Most of all, however, our sacred memory agenda is an expression of our faith by deed. Th e Word declares:
“Only be careful, and watch yourselves closely so that you do not forget the things your eyes have seen or let them fade from your heart as long as you live. Teach them to your children and to their children after them.” Deuteronomy 4:9 (NIV)

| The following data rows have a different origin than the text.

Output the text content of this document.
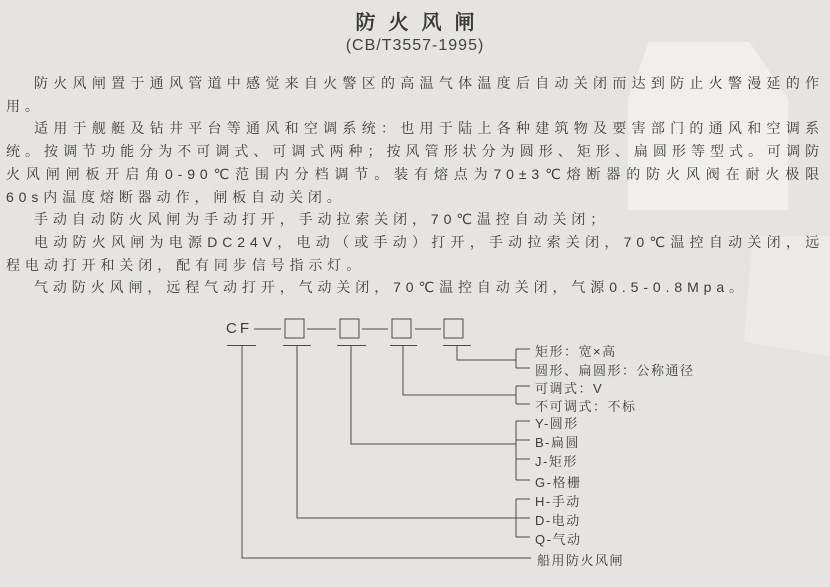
防火风闸
(CB/T3557-1995)

防火风闸置于通风管道中感觉来自火警区的高温气体温度后自动关闭而达到防止火警漫延的作用。

适用于舰艇及钻井平台等通风和空调系统：也用于陆上各种建筑物及要害部门的通风和空调系统。按调节功能分为不可调式、可调式两种；按风管形状分为圆形、矩形、扁圆形等型式。可调防火风闸闸板开启角0-90℃范围内分档调节。装有熔点为70±3℃熔断器的防火风阀在耐火极限60s内温度熔断器动作，闸板自动关闭。

手动自动防火风闸为手动打开，手动拉索关闭，70℃温控自动关闭；

电动防火风闸为电源DC24V，电动（或手动）打开，手动拉索关闭，70℃温控自动关闭，远程电动打开和关闭，配有同步信号指示灯。

气动防火风闸，远程气动打开，气动关闭，70℃温控自动关闭，气源0.5-0.8Mpa。

CF
矩形：宽×高
圆形、扁圆形：公称通径
可调式：V
不可调式：不标
Y-圆形
B-扁圆
J-矩形
G-格栅
H-手动
D-电动
Q-气动
船用防火风闸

For centuries, we, people of African descent, in the Diaspora (and on the continent), have been living in a crucible of transgenerational enslavement and trauma borne out of the cultural production of evil. We have resisted, navigated, died and survived debilitating and destructive legacies in its many forms of systemic racism, sexual abuse and economic exploitation. We, all the people of the United States of America, have been living in a crucible of transgenerational myth-making and reinvention of narratives that support what Townes refers to as the “cultural production of evil.” Most especially these myths and their legacies, psychosocial and structural, are rooted in a refusal to admit or address the consequences of a proclaimed democracy that was in fact founded upon native genocide and African enslavement. With each generation, the unhealed wounds and chasms of material disparities present in this crucible undermine the possibilities for living in the fullness of one’s humanity.
Borne in the suffering of enslaved persons in the midst of a declared democracy, the prophetic tradition of the African American church and SDPC has been unwavering in its role and efforts to be a healing balm of hope and help while speaking truth to power about injustices. It is abundantly clear, that for such a time as this, Black church leadership must carry the mantle of “Servants as Wounded Healers and Warrior Healers.” And, as Healers, we must lead the people in acts of remembrance, lamentation and celebration of our journey.
SDPC’s sacred memory agenda is an extension of our past truth-telling educational, advocacy and activism initiatives. These initiatives include our “bearing witness” methodologies related to Katrina and mass incarceration and resulting in a documentary, commissions and hearings processes. By extension, this work has led to current projects that elevate truth telling, justice, racial healing and transformation ministry; thus, a sacred memory agenda. For us to be our best selves as “Wounded Healers” and “Warrior Healers,” more attention must be given to what Howard Thurman calls the “Inward Journey.”
We beseech and need you to continue the journey. We pray this guide will help us collectively to achieve that goal. May this guide prick your soul, your theological imagination and ministry gifts to unleash a bountiful blessing of healing and health, compassion and love, strength and creativity to the people you serve.